The Backtracking Problem
Java’s java.util.regex uses an NFA (Nondeterministic Finite Automaton) with backtracking. When a match fails partway through, the engine backtracks and tries alternative paths. With nested quantifiers like ([a-zA-Z0-9]+)+ the number of paths explodes exponentially.
The input aaaaaaaaaaaaaaaaaaaaaaaaaaaaaaaaa! has 33 characters. The regex engine will try somewhere around 2³³ combinations before giving up—about 8 billion operations for a single validation call.
The Fix
There’s a different kind of regex engine called RE2 that Google built. It uses a DFA (Deterministic Finite Automaton) which guarantees linear‑time matching. No matter how evil the pattern or input, it finishes in O(n) time where n is the input length.
I’ve been working on a Java validation library called Rules that bundles a patched fork of RE2J (the Java port of RE2). The fork includes fixes for some vulnerabilities found in the original implementation.
Rule email = StringRules.matches(
"^[a-zA-Z0-9._%+-]+@[a-zA-Z0-9.-]+\\.[a-zA-Z]{2,}$"
);
ValidationResult result = email.validate(userInput);
if (result.isValid()) {
// safe to use
}
Same pattern, but now it can’t be weaponized. The underlying RE2J engine simply won’t allow catastrophic backtracking because it doesn’t backtrack at all.
What Else Can Go Wrong
HashDoS
Attackers can craft keys that all hash to the same bucket, turning your O(1) HashMap lookups into O(n). The library includes SecureHashMap, which uses SipHash‑2‑4 with random keys to prevent this.
Timing Attacks
Comparing secrets with equals() leaks information through timing differences. Character‑by‑character comparison bails early on mismatch, allowing attackers to guess passwords one character at a time. The library provides constant‑time comparison functions.

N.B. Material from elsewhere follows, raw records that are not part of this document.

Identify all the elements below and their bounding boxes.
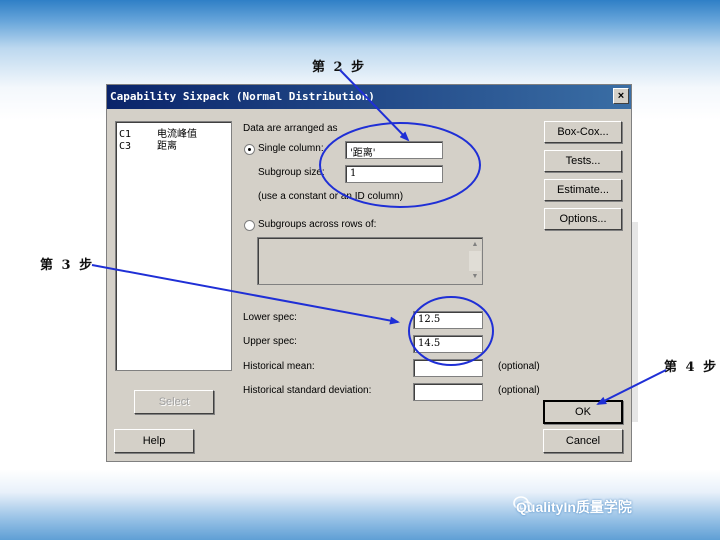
ok-button[interactable]: OK (543, 400, 623, 424)
options-button[interactable]: Options... (544, 208, 622, 230)
step-2-label: 第 2 步 (312, 60, 367, 75)
historical-mean-input[interactable] (413, 359, 483, 377)
step-3-label: 第 3 步 (40, 258, 95, 273)
lower-spec-label: Lower spec: (243, 312, 297, 323)
radio-icon[interactable] (244, 144, 255, 155)
step-4-label: 第 4 步 (664, 360, 719, 375)
lower-spec-input[interactable]: 12.5 (413, 311, 483, 329)
historical-sd-label: Historical standard deviation: (243, 385, 372, 396)
tests-button[interactable]: Tests... (544, 150, 622, 172)
scrollbar[interactable]: ▲ ▼ (469, 239, 481, 283)
historical-mean-label: Historical mean: (243, 361, 315, 372)
cancel-button[interactable]: Cancel (543, 429, 623, 453)
dialog-titlebar[interactable]: Capability Sixpack (Normal Distribution)… (107, 85, 631, 109)
capability-sixpack-dialog: Capability Sixpack (Normal Distribution)… (106, 84, 632, 462)
variable-list[interactable]: C1 电流峰值 C3 距离 (115, 121, 232, 371)
optional-note: (optional) (498, 385, 540, 396)
single-column-label: Single column: (258, 143, 324, 154)
variable-name: 距离 (157, 141, 177, 152)
close-icon[interactable]: × (613, 88, 629, 104)
box-cox-button[interactable]: Box-Cox... (544, 121, 622, 143)
subgroup-size-label: Subgroup size: (258, 167, 325, 178)
subgroups-across-input[interactable]: ▲ ▼ (257, 237, 483, 285)
historical-sd-input[interactable] (413, 383, 483, 401)
select-button[interactable]: Select (134, 390, 214, 414)
radio-icon[interactable] (244, 220, 255, 231)
upper-spec-input[interactable]: 14.5 (413, 335, 483, 353)
list-item[interactable]: C3 距离 (119, 137, 177, 152)
dialog-title: Capability Sixpack (Normal Distribution) (110, 90, 375, 103)
watermark-text: QualityIn质量学院 (516, 499, 632, 515)
scroll-down-arrow-icon[interactable]: ▼ (469, 271, 481, 283)
subgroup-size-input[interactable]: 1 (345, 165, 443, 183)
subgroup-hint: (use a constant or an ID column) (258, 191, 404, 202)
optional-note: (optional) (498, 361, 540, 372)
estimate-button[interactable]: Estimate... (544, 179, 622, 201)
data-arranged-label: Data are arranged as (243, 123, 338, 134)
subgroups-across-label: Subgroups across rows of: (258, 219, 377, 230)
background-window-edge (632, 222, 638, 422)
help-button[interactable]: Help (114, 429, 194, 453)
variable-column-id: C3 (119, 141, 132, 152)
upper-spec-label: Upper spec: (243, 336, 297, 347)
scroll-up-arrow-icon[interactable]: ▲ (469, 239, 481, 251)
single-column-input[interactable]: '距离' (345, 141, 443, 159)
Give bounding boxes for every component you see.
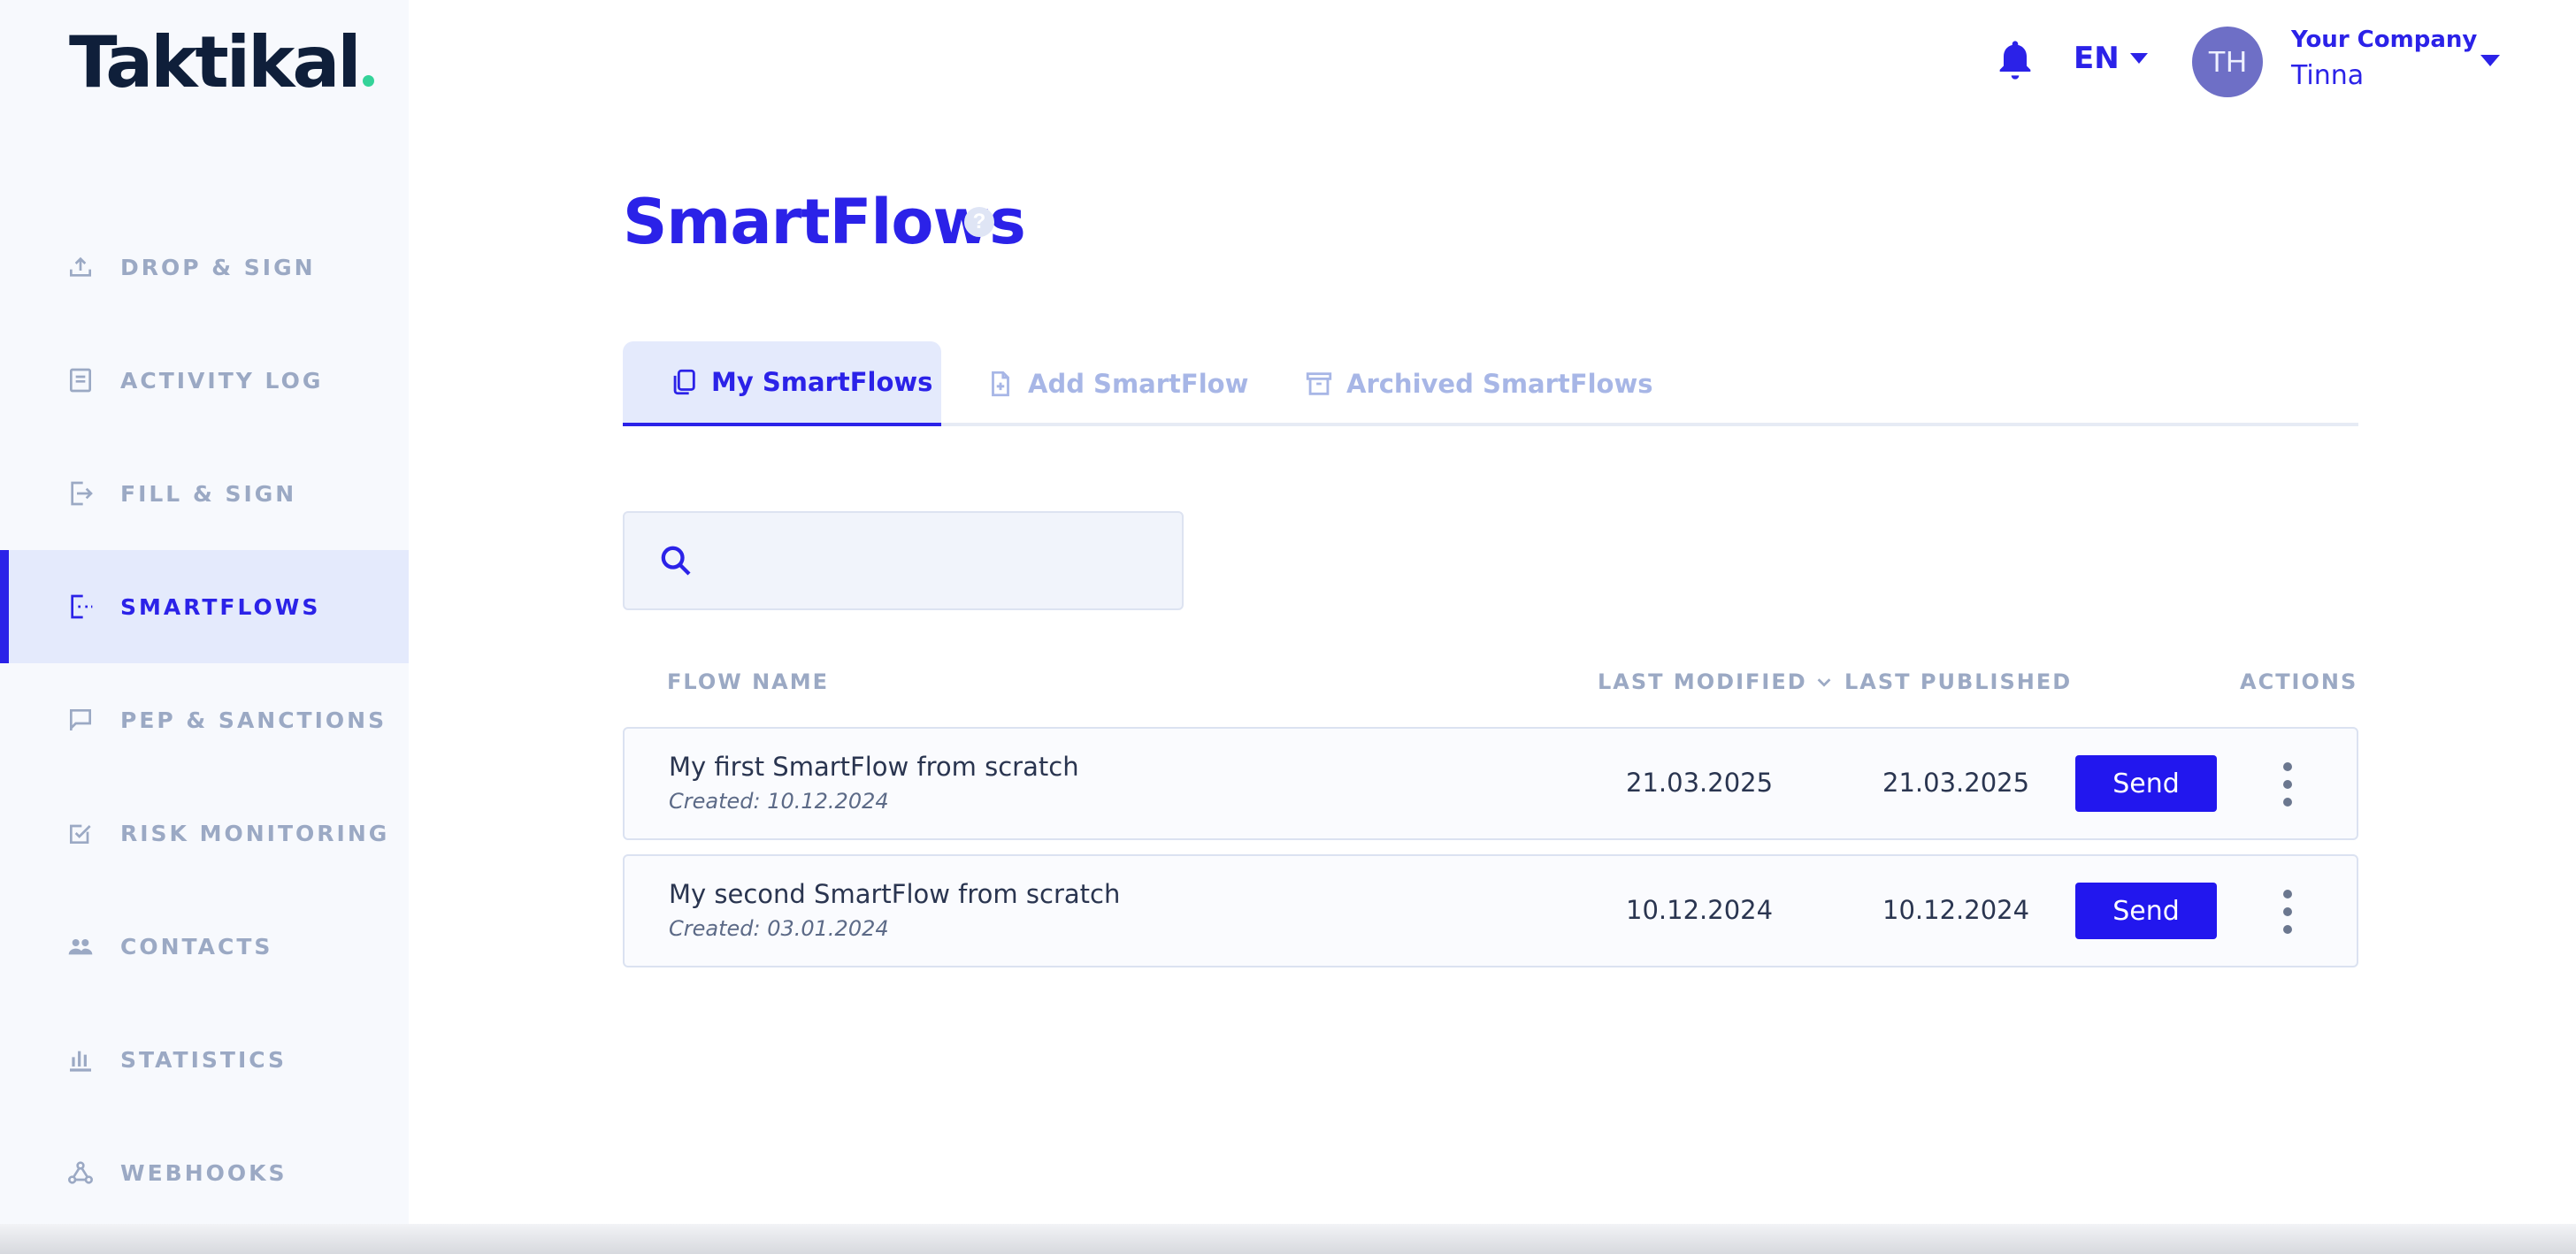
column-header-last-modified[interactable]: LAST MODIFIED: [1598, 669, 1834, 694]
tab-label: My SmartFlows: [711, 367, 933, 397]
sidebar-item-contacts[interactable]: CONTACTS: [0, 890, 409, 1003]
sidebar-item-label: WEBHOOKS: [120, 1159, 288, 1186]
checklist-icon: [65, 818, 96, 848]
chevron-down-icon: [1817, 678, 1831, 687]
sidebar-item-label: SMARTFLOWS: [120, 593, 321, 620]
upload-icon: [65, 252, 96, 282]
user-menu-chevron-down-icon[interactable]: [2480, 55, 2500, 66]
user-name[interactable]: Tinna: [2291, 60, 2364, 91]
avatar[interactable]: TH: [2192, 27, 2263, 97]
sidebar-item-label: CONTACTS: [120, 933, 273, 960]
tab-label: Archived SmartFlows: [1346, 369, 1653, 399]
window-bottom-edge: [0, 1224, 2576, 1254]
add-document-icon: [992, 371, 1009, 397]
people-icon: [65, 931, 96, 961]
sidebar-item-label: RISK MONITORING: [120, 820, 390, 846]
chevron-down-icon: [2129, 53, 2148, 64]
smartflow-icon: [65, 592, 96, 622]
table-row[interactable]: My first SmartFlow from scratch Created:…: [623, 727, 2358, 840]
column-header-flow-name: FLOW NAME: [667, 669, 829, 694]
last-published-date: 10.12.2024: [1882, 895, 2030, 925]
tab-archived-smartflows[interactable]: Archived SmartFlows: [1304, 341, 1653, 426]
sidebar-item-statistics[interactable]: STATISTICS: [0, 1003, 409, 1116]
tabs: My SmartFlows Add SmartFlow Archived Sma…: [623, 341, 2358, 426]
flow-created-date: Created: 03.01.2024: [669, 916, 889, 941]
copy-documents-icon: [673, 369, 695, 395]
webhook-icon: [65, 1158, 96, 1188]
last-modified-date: 21.03.2025: [1626, 768, 1774, 798]
search-box: [623, 511, 1184, 610]
form-sign-icon: [65, 478, 96, 508]
sidebar-item-label: STATISTICS: [120, 1046, 288, 1073]
flag-icon: [65, 705, 96, 735]
search-icon: [661, 546, 691, 576]
tab-label: Add SmartFlow: [1028, 369, 1249, 399]
sidebar-item-pep-sanctions[interactable]: PEP & SANCTIONS: [0, 663, 409, 776]
help-icon[interactable]: ?: [964, 207, 994, 237]
more-options-icon[interactable]: [2279, 890, 2296, 934]
table-row[interactable]: My second SmartFlow from scratch Created…: [623, 854, 2358, 967]
sidebar-item-drop-sign[interactable]: DROP & SIGN: [0, 210, 409, 324]
sidebar-item-label: DROP & SIGN: [120, 254, 316, 280]
flow-name[interactable]: My first SmartFlow from scratch: [669, 752, 1079, 782]
logo-dot: [362, 75, 374, 87]
search-input[interactable]: [711, 513, 1182, 608]
language-label: EN: [2074, 41, 2120, 76]
more-options-icon[interactable]: [2279, 762, 2296, 807]
bar-chart-icon: [65, 1044, 96, 1074]
last-published-date: 21.03.2025: [1882, 768, 2030, 798]
flow-created-date: Created: 10.12.2024: [669, 789, 889, 814]
sidebar-item-label: FILL & SIGN: [120, 480, 297, 507]
sidebar-item-activity-log[interactable]: ACTIVITY LOG: [0, 324, 409, 437]
sidebar-item-webhooks[interactable]: WEBHOOKS: [0, 1116, 409, 1229]
flow-name[interactable]: My second SmartFlow from scratch: [669, 879, 1120, 909]
tab-add-smartflow[interactable]: Add SmartFlow: [985, 341, 1248, 426]
sidebar-item-fill-sign[interactable]: FILL & SIGN: [0, 437, 409, 550]
taktikal-logo[interactable]: Taktikal: [69, 25, 374, 101]
sidebar-item-label: ACTIVITY LOG: [120, 367, 324, 394]
company-name[interactable]: Your Company: [2291, 27, 2477, 53]
language-selector[interactable]: EN: [2074, 41, 2148, 76]
last-modified-date: 10.12.2024: [1626, 895, 1774, 925]
send-button[interactable]: Send: [2075, 883, 2217, 939]
send-button[interactable]: Send: [2075, 755, 2217, 812]
document-list-icon: [65, 365, 96, 395]
bell-icon[interactable]: [1992, 35, 2038, 85]
column-header-actions: ACTIONS: [2240, 669, 2358, 694]
sidebar: Taktikal DROP & SIGN ACTIVITY LOG FILL &…: [0, 0, 409, 1254]
sidebar-item-smartflows[interactable]: SMARTFLOWS: [0, 550, 409, 663]
sidebar-item-label: PEP & SANCTIONS: [120, 707, 387, 733]
logo-text: Taktikal: [69, 21, 362, 103]
sidebar-item-risk-monitoring[interactable]: RISK MONITORING: [0, 776, 409, 890]
archive-icon: [1306, 372, 1332, 395]
column-header-last-published: LAST PUBLISHED: [1844, 669, 2073, 694]
sidebar-nav: DROP & SIGN ACTIVITY LOG FILL & SIGN SMA…: [0, 210, 409, 1229]
column-header-label: LAST MODIFIED: [1598, 669, 1807, 694]
tab-my-smartflows[interactable]: My SmartFlows: [623, 341, 941, 426]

Stack Overflow via Recursion
Self‑referential data structures can blow your stack during validation. The library tracks depth and detects cycles.
Quick Example
Validating a user registration with multiple rules composed together:
Rule username = Rules.all(
StringRules.notBlank(),
StringRules.lengthBetween(3, 20),
StringRules.matches("^[a-zA-Z0-9_]+$")
);
Rule password = Rules.all(
StringRules.minLength(12),
StringRules.matches("[A-Z]"),
StringRules.matches("[a-z]"),
StringRules.matches("[0-9]")
);
username.validate("user_dev").isValid(); // true
password.validate("SecurePass123").isValid(); // true
Getting It
Maven
io.github.xoifaii
rules
1.0.0
Or clone from the GitHub repository if you want to poke around. Full API docs are in the wiki. The RE2J fork is bundled and has zero external dependencies.
If you have a public‑facing Java app doing input validation with regex, it’s worth checking whether your patterns are vulnerable. Tools like recheck can analyze patterns for ReDoS, which is very useful.
Or just use an engine that makes the problem impossible in the first place.